Premier cas de nouveau coronavirus en Afrique

Des agents de la santé se préparent à prendre la température corporelle des voyageurs qui arrivent à l'aéroport international du Caire le 1er février 2020, (AFP)

Le ministère égyptien de la Santé a annoncé vendredi avoir enregistré le premier cas de nouveau coronavirus sur le continent africain.


Le porteur de la maladie n'est pas égyptien, a indiqué dans un communiqué le porte-parole du ministère, Khaled Megahed, sans préciser sa nationalité ni son genre.

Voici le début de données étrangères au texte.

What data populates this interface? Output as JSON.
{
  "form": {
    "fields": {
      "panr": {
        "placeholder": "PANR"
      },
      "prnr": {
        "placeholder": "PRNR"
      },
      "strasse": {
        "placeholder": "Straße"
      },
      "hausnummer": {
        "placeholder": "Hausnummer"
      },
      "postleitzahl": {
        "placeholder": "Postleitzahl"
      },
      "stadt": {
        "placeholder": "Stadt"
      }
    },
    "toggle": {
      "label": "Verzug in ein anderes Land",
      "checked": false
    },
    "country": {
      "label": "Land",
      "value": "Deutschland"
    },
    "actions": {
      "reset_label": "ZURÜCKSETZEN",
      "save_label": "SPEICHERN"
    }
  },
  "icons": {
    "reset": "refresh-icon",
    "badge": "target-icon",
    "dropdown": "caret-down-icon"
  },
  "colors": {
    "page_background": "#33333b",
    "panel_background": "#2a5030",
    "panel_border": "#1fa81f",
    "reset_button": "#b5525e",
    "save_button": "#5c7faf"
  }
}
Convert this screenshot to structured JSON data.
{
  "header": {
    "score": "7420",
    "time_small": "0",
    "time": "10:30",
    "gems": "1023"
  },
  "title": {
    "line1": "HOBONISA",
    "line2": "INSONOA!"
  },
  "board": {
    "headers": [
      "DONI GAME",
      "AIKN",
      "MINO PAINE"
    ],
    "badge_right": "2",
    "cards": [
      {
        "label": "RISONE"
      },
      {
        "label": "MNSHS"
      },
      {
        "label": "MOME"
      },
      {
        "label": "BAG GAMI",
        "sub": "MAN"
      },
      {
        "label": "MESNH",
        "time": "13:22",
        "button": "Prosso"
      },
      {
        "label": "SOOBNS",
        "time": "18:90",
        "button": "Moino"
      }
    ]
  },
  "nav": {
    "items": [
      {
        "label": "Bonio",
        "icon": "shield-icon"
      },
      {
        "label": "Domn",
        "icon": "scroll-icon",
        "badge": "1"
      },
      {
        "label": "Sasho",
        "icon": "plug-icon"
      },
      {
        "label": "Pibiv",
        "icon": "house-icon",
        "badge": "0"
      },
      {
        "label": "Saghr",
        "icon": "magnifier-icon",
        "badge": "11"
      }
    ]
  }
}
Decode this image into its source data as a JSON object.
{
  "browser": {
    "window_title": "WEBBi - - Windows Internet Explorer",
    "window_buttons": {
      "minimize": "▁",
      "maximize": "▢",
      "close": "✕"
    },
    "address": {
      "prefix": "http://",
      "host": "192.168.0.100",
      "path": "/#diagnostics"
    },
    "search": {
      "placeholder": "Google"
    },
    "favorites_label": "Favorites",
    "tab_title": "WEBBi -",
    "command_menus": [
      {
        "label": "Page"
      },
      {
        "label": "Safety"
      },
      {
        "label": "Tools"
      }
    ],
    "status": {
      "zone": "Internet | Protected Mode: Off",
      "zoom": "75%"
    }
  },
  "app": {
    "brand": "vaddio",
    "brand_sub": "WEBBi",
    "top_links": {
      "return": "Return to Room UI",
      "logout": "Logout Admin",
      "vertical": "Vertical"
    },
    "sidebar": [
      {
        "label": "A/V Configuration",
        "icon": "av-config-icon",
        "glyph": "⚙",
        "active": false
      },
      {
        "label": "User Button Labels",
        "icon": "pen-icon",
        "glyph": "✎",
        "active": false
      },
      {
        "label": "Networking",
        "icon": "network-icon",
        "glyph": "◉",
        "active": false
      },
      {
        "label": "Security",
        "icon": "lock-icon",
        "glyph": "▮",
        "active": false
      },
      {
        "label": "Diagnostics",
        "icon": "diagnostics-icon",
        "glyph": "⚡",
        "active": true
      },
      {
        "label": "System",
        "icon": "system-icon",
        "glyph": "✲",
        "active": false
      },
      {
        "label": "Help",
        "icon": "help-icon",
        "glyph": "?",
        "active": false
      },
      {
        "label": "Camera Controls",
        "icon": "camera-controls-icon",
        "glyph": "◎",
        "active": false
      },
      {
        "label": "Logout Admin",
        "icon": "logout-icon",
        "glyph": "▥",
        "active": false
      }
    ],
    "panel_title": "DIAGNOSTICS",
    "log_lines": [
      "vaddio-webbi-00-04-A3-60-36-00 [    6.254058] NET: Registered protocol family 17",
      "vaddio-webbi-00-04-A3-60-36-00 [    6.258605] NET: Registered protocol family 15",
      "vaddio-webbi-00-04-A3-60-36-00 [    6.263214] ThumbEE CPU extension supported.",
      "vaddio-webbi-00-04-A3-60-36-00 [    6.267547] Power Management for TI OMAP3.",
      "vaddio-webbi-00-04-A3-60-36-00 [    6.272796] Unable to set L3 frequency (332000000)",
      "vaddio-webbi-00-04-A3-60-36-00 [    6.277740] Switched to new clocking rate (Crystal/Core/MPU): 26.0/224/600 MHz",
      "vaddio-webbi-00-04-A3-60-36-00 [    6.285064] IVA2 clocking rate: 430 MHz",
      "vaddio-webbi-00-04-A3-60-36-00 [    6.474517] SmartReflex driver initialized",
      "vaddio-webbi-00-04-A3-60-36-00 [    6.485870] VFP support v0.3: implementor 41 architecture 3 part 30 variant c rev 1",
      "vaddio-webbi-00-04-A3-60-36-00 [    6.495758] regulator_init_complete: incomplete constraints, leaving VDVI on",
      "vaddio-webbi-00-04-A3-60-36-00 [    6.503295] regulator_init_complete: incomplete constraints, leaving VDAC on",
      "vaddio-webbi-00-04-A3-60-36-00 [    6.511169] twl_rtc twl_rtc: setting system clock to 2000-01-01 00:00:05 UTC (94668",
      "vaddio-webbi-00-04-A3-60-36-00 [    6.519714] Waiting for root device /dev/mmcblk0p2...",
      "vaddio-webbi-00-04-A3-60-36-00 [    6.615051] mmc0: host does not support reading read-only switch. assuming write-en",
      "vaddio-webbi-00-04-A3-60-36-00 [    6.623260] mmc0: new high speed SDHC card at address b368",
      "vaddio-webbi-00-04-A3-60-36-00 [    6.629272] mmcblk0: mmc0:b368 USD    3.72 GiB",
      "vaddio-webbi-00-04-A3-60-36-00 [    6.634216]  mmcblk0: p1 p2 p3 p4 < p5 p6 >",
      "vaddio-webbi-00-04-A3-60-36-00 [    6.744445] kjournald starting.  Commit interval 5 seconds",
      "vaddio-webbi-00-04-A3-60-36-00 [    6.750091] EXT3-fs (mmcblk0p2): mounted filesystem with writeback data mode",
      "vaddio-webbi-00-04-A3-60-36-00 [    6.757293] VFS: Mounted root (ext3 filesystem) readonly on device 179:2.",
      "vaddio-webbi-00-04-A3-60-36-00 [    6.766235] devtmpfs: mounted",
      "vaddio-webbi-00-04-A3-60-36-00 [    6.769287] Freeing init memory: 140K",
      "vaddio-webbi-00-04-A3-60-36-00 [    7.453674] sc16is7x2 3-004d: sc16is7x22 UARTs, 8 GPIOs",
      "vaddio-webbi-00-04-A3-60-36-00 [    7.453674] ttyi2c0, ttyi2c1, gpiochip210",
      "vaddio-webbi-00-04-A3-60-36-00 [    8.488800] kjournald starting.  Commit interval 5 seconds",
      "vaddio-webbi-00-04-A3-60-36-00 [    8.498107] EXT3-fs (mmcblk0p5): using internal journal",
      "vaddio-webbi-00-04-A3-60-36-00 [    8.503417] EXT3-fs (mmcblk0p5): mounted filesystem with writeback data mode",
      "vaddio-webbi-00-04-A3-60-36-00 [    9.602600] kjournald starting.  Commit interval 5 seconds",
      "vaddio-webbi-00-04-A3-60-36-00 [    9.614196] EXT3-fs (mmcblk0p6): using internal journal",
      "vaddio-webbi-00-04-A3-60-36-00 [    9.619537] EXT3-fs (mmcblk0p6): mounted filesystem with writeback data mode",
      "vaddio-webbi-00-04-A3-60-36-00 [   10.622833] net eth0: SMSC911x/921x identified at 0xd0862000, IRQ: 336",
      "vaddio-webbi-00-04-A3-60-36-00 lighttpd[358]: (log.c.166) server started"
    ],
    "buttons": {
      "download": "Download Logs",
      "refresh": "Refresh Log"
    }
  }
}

L'Organisation mondiale de la Santé (OMS) a été informée et le patient, qui ne présentait aucun "symptôme", a été transféré à l'hôpital et placé en quarantaine pour être soigné, selon le ministère.


"Le ministère a pris des mesures préventives et surveille l'évolution du cas (...) qui s'est stabilisé", a déclaré M. Megahed.


Il s'agit du premier cas enregistré dans un pays du continent africain, qui a de forts liens commerciaux avec la Chine et où les systèmes de santé sont parfois vétustes.

L'Egypte avait suspendu début février jusqu'à la fin du mois les vols de sa compagnie nationale avec la Chine.

Environ 300 Egyptiens avaient été évacués en février de Wuhan, ville chinoise épicentre de l'épidémie, et avaient été placés en quarantaine pour 14 jours.

Le bilan de l'épidémie du nouveau coronavirus approchait vendredi les 1.400 morts en Chine, qui concentre 99,9% des décès enregistrés dans le monde en raison de ce virus.

Jusqu'à présent, seuls le Japon et les Philippines ont fait état chacun d'un mort sur leur territoire.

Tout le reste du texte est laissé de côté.